Margaret Thatcher calls for withdrawal from the EU. Except that she doesn't. She calls for a withdrawal from the Common Agricultural Policy, etc,etc - and she actually says that we should hold withdrawal as a backstop. This is a couple of miles behind her private asides (and so semi-public asides, as is the nature of these things). This may be construed as effectively call for a withdrawal.

It is also exactly what Iain Duncan Smith was putting his name to when he was active in CAFE, "Conservatives Against a Federal Europe".

She's actually talking about withdrawal, something for which she should be commended. She also, rarely for an ex-politician, admits that she was wrong at the height of her career - something that supposedly less "arrogant" colleagues constantly refuse to do. Have Nigel Lawson or John Major apologised for their role into forcing us into the Exchange Rate Mechanism, which they both regret privately? Strike two for Mags.

And yet, and yet.

What is her alternative? Free trade must be protected by ... joining another free trade bloc. Or perhaps joining two. One marvels at the naivety. Free trade blocs are bad for free trade. Firstly they swap a national tariff for an international one. Progress of sorts, but the international tariff can itself become a block to further liberalisation. That is the least of the problems.

Simply put free trade areas morph into embryonic governments, and have from the beginning of time. The United States was partly sold as a free trade agreement. The zollverein (which translates along the lines of uniting the tolls - excuse my poor German) was the forerunner of the German Empire. Of course we also have the glorious European Union, which as anyone who remembers the 1975 referendum will tell you was sold as"just a free trade zone".

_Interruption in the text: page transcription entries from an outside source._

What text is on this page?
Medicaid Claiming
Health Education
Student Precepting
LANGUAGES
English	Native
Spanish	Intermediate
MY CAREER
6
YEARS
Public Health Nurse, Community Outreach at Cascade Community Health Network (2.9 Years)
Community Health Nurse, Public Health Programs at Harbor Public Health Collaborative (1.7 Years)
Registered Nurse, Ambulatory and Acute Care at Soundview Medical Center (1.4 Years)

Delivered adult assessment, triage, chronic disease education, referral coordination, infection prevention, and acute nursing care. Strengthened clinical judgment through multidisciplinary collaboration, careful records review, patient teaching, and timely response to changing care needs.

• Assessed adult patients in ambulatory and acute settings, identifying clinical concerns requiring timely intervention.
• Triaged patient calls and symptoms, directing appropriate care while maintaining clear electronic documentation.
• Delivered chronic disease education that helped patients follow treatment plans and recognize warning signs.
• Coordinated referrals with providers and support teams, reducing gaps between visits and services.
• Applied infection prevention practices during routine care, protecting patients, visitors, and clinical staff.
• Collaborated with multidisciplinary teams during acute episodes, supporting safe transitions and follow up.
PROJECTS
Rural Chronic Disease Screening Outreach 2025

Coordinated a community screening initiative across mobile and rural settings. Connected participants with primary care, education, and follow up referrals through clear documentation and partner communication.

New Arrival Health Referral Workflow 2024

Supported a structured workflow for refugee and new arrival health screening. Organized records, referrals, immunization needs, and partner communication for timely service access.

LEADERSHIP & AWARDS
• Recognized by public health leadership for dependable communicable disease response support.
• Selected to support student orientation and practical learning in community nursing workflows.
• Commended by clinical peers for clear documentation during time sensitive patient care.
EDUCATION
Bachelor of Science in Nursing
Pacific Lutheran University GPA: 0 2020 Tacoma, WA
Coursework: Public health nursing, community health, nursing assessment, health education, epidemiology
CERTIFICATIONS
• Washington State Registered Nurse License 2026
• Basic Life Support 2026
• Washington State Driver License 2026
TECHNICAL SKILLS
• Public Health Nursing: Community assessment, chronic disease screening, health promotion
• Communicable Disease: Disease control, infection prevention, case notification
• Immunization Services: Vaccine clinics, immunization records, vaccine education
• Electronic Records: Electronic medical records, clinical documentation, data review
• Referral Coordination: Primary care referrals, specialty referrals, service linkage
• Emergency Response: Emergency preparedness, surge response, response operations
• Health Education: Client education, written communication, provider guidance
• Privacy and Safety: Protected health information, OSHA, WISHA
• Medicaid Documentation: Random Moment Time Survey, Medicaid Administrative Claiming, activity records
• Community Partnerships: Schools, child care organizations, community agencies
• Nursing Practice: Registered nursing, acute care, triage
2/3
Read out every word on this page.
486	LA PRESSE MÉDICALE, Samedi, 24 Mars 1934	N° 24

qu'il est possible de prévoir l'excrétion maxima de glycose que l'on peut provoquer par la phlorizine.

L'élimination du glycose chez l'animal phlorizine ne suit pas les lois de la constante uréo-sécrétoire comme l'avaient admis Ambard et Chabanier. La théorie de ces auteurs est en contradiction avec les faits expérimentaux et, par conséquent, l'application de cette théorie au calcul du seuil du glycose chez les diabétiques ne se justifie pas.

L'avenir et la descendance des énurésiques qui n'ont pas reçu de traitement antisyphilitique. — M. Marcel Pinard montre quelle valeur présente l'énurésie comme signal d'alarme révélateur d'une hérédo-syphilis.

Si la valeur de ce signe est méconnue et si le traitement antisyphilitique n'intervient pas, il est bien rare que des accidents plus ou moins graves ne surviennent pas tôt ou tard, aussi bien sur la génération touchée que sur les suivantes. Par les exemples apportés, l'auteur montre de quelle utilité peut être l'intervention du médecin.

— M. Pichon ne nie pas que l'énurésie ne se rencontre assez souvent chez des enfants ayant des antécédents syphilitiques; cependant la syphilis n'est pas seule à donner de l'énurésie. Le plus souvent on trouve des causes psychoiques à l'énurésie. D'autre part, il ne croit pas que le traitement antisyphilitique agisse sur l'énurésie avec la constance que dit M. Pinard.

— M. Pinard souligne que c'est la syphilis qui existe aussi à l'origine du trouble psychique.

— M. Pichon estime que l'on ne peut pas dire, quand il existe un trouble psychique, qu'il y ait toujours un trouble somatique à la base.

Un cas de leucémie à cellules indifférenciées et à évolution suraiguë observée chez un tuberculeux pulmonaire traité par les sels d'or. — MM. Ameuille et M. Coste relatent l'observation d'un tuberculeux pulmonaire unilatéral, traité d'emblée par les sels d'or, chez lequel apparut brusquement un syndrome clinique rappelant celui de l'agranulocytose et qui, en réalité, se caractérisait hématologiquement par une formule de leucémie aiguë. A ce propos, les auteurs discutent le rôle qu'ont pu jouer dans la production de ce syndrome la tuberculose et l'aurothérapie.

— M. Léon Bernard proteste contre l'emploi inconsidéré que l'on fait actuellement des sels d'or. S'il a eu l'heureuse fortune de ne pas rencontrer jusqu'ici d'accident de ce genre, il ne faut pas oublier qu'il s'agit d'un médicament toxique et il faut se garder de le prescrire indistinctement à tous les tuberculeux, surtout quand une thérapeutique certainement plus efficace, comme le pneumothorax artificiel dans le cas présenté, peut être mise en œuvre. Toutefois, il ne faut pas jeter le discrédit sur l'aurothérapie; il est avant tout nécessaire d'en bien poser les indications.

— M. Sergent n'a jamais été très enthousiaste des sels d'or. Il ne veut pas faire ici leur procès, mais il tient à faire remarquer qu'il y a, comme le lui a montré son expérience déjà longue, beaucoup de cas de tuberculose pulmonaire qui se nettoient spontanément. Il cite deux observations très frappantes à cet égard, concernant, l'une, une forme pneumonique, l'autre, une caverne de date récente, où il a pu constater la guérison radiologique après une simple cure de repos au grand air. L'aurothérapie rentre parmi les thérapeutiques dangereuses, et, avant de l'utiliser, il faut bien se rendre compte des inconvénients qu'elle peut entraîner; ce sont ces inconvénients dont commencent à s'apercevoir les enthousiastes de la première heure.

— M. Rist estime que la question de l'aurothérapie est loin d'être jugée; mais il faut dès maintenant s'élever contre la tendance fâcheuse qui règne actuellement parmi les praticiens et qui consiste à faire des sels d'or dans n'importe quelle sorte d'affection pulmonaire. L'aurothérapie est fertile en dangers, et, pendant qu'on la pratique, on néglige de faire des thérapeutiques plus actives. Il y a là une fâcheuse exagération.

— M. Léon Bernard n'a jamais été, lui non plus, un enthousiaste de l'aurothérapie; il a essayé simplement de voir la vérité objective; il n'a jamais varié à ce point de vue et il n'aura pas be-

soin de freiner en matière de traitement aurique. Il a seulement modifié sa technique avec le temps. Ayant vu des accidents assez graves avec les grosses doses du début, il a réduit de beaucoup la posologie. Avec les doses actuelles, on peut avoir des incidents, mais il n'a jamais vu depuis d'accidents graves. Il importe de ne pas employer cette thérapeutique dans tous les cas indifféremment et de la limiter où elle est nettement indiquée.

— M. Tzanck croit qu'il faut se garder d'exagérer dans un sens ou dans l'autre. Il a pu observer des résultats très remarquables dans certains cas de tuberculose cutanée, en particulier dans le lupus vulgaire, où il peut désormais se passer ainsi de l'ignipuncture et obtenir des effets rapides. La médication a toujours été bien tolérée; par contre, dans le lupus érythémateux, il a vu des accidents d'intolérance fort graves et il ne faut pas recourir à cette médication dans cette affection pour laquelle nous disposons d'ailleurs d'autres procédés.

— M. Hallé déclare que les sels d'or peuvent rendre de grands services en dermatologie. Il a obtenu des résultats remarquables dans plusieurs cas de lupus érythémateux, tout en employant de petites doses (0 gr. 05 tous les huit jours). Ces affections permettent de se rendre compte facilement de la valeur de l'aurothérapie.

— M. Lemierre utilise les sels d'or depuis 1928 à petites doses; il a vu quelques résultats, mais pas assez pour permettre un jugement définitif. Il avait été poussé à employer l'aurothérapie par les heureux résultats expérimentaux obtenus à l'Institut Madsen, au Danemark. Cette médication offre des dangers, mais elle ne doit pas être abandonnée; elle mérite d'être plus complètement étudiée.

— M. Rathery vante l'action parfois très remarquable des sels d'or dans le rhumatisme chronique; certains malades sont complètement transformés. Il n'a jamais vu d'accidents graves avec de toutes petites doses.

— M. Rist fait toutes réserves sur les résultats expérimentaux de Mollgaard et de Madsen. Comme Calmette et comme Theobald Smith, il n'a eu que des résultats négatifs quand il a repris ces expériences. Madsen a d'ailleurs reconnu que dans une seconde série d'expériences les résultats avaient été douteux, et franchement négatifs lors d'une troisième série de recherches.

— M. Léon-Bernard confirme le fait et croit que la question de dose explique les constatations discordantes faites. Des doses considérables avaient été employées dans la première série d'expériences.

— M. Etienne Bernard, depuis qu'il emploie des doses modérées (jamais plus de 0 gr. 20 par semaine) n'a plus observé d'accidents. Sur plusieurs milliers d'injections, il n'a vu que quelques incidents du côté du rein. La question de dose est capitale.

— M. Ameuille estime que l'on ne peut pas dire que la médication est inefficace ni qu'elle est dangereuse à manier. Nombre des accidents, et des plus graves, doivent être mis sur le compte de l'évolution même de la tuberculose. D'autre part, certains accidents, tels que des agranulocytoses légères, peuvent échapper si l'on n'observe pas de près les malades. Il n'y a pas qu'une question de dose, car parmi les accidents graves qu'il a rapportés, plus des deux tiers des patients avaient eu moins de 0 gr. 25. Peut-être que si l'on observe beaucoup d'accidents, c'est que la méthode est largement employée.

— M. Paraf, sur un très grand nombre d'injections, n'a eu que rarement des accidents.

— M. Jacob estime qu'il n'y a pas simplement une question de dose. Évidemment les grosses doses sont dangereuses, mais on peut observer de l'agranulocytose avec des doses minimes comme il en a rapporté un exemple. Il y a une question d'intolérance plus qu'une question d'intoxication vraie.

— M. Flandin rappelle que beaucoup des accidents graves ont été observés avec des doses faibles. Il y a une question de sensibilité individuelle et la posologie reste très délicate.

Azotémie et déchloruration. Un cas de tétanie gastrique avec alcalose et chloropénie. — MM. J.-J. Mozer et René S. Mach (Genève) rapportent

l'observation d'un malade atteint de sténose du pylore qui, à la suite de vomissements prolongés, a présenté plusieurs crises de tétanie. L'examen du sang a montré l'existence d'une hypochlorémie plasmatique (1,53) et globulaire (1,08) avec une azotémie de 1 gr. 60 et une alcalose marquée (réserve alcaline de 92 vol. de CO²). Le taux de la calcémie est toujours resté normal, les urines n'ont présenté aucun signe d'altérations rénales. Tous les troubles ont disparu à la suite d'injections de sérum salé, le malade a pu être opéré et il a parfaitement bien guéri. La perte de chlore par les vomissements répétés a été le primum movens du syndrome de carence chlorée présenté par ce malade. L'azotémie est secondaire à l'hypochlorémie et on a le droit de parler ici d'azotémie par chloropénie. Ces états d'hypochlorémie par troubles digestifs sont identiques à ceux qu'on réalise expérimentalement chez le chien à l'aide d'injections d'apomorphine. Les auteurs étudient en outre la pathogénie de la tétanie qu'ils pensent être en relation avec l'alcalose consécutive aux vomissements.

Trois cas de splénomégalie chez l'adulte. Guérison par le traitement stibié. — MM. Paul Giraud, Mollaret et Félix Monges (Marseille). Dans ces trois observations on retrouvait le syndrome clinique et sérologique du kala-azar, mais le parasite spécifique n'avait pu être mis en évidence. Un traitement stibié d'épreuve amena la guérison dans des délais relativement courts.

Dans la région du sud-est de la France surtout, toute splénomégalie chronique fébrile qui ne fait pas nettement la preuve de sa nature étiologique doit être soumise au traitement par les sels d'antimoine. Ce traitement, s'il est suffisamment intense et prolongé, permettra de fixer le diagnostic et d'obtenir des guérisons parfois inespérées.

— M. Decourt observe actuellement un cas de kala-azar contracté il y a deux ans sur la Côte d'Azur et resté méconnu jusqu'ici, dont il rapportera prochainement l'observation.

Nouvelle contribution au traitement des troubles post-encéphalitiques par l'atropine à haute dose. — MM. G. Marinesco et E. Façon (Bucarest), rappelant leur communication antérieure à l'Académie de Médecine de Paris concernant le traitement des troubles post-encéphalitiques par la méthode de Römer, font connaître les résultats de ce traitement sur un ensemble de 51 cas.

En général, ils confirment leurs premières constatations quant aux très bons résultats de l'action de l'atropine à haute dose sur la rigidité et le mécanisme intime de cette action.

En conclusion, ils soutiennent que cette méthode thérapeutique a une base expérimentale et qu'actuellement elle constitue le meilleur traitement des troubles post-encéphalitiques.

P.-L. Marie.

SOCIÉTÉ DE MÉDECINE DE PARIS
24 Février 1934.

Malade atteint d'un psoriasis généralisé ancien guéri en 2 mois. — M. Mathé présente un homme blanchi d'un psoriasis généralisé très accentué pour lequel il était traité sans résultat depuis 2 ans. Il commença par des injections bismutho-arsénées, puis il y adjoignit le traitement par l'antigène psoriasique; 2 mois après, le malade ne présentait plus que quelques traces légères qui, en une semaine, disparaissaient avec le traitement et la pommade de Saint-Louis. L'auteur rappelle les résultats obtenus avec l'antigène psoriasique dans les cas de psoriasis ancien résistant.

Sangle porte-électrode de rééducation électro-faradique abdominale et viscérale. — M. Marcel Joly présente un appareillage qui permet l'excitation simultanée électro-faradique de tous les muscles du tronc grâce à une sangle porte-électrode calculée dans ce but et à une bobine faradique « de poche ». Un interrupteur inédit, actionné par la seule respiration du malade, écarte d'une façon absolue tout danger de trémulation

Just a free trade zone? No such thing.

There is simply no guarantee that NAFTA will not develop into the same type of monster as the EU. Of course it has had a standing start, but in fact there are fewer obstacles to unity than the EU faces, everyone - at least outside southern Mexico - speaks English - and a totally dominant power means that petty rivalries will have less potential to obstruct the grand projet.

And then there is America. She describes the relationship with America as the "essential" relationship for Britain. To an extent she's right, although Germany's relationship with America is pretty essential, as is South Korea's, as is even Iraq's. America is quite simply the temporary hegemon of the world, and so everyone has to be nice to it.

But a "special relationship"? Tell that to the Americans. I would hazard a guess that we are jostling with the Germans and Canadians for fourth place behind Japan, Israel and Mexico (not necesarily in that order). In the Olympic special relations event we can't even make it on the podium. When an American sees Israel on the news he will often see a Western country with its back against the wall and perhaps a vital tool for the second coming of Christ, when he sees Britain he sees a royal divorce or a particularly raucous Prime Minister's Question Time.

Of course an argument, to which I subscribe, is that we should play kissy-kissy with America because the British simply do not think that they can go it alone in the world - and so need some alternative form of enslavement to go to. Then we can leave America once we have left Europe.

However, there is no harm in helping the British see that they don't need to be tied into any permanent alliance, european or anglosphere.

Take to your tents, O Israel Albion.